Workflows - Batched bulk insert in BigQuery Resource

Hello again forum!

I'm trying to replicate data from a MySQL database to a BigQuery table using a Retool Workflow. I am following the methods discussed in here and here, using the legacy loop block to insert the data in batches. To circumvent DML quota limits of BigQuery I added a 10 second delay after 20 triggers.
Code:

const batch_size = 384;
const batched_data = _.chunk(code1.data, batch_size);
const delay = ms => new Promise(resolve => setTimeout(resolve, ms));

async function processBatches() {
  let counter = 0;

  for (const batch of batched_data) {
    // Increment the counter
    counter++;

    // Trigger the lambda function
    await query2_lambda.trigger({ additionalScope: { batch } });

    // Check if the counter has reached 20
    if (counter >= 20) {
      // Wait for 10 seconds
      await delay(10000);
      // Reset the counter
      counter = 0;
    }
  }
  return
}

// Call the async function to start processing
processBatches();

Loop block:


When executing the workflow block by block, the loop block throws this error after a while:

  • metadata{} 0 keys
  • errorInternal Error running a block: TypeError: Failed to fetch

But when I check my data in BigQuery, it's all inserted, so it seems to be working correctly.
I tried running the whole Workflow to see if the logs of the run had a verbose version of the error, as suggested here but it showed no detailed logs.

Maybe loopv2 block is better suited for this. I'm worried this may cause issues in the future, as I want to scale this workflow further. If you can provide insights, best practices or tips on how to do this it would be greatly appreciated!

Hey @DiegoMorales! Thanks for reaching out. It looks like it isn't throwing any errors at all when run as a whole workflow - am I seeing that correctly?

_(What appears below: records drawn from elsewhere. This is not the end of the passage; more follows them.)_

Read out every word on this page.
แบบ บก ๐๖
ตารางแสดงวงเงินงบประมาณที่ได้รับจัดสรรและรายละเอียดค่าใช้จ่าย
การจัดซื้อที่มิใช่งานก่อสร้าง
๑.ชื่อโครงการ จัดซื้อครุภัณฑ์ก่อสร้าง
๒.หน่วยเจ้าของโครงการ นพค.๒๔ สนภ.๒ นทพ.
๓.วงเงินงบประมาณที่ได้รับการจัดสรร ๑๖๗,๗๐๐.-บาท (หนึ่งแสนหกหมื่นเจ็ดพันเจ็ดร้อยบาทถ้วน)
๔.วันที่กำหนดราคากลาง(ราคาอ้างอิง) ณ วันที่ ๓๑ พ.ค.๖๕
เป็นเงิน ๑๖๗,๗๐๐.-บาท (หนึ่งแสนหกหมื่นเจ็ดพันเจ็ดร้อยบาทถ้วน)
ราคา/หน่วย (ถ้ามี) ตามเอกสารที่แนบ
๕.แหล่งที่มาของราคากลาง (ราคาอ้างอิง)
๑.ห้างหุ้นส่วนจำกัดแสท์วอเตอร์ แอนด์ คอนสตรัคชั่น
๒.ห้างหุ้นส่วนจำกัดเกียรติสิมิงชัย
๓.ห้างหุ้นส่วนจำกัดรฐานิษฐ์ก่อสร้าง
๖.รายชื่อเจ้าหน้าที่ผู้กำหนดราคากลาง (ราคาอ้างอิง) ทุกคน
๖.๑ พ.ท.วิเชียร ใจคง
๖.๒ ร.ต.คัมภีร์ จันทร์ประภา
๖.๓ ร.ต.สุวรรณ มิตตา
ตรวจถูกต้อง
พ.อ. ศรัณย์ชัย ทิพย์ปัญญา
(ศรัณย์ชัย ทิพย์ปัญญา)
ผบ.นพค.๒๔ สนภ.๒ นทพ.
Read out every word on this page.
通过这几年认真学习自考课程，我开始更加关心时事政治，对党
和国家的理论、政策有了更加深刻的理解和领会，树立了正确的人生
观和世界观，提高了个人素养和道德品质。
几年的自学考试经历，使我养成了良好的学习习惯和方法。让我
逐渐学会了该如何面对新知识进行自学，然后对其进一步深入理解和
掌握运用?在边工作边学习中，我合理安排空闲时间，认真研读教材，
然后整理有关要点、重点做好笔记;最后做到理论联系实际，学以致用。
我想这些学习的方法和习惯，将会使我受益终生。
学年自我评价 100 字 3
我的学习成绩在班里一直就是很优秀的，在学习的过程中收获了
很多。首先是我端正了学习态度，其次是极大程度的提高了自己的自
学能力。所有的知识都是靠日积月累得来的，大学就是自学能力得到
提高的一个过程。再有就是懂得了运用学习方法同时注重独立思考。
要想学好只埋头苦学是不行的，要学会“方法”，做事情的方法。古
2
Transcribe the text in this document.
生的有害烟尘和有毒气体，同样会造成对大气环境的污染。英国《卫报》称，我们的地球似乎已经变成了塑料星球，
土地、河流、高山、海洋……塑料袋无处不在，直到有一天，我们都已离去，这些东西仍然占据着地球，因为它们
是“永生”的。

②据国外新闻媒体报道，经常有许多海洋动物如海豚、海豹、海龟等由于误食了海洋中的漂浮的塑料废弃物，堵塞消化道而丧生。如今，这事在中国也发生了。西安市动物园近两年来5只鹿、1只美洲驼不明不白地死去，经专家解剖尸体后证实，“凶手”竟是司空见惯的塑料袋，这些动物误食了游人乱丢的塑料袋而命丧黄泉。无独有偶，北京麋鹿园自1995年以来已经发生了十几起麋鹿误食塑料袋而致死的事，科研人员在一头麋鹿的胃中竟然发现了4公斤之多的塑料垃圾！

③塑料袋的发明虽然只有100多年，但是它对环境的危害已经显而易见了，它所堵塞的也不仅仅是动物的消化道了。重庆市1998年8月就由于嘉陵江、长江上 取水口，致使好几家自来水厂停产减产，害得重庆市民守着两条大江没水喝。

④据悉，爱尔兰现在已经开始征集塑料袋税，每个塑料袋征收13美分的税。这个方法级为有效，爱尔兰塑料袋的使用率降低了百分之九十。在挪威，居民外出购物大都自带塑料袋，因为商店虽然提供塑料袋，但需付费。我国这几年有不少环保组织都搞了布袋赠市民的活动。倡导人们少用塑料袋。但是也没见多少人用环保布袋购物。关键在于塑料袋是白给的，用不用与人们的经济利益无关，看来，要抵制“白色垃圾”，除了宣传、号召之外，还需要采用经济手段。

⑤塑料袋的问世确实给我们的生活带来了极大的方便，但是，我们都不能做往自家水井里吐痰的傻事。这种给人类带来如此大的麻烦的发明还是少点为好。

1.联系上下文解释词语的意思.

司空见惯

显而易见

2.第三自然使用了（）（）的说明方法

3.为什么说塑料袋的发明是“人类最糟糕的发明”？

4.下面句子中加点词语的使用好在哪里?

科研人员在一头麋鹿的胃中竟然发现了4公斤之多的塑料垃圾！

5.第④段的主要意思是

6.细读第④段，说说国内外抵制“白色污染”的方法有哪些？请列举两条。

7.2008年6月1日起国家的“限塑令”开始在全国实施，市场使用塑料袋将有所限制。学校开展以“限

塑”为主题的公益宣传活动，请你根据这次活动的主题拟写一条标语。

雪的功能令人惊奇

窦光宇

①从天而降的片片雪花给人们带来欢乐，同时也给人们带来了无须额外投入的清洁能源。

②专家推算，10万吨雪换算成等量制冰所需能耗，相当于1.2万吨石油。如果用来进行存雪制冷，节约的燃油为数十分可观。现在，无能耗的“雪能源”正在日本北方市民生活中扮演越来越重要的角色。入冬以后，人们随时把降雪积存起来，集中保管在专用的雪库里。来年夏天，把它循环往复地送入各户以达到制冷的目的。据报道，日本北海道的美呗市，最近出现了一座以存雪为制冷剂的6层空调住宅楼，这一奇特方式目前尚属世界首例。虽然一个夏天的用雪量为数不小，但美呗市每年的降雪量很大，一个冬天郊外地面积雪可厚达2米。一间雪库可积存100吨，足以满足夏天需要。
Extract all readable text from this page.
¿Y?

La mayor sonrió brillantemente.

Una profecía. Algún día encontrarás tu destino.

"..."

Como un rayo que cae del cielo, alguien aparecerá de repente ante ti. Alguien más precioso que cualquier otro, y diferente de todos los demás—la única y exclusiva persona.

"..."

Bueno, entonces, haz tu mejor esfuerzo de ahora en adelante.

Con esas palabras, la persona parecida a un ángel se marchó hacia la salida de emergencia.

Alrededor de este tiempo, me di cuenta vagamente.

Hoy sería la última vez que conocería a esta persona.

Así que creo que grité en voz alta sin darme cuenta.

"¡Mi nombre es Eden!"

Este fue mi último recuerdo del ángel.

I would definitely recommend trying out the v2 block to see if the issue persists, even though I don't think leaving it as is would prevent you from scaling the workflow out further. The primary benefit of the updated block is performance but it should generally be more stable, as well. :+1:

On the whole, I think your approach and implementation look good! If you share the id of this particular workflow, though, I can check to see if our server logs have any more information about what might be happening here.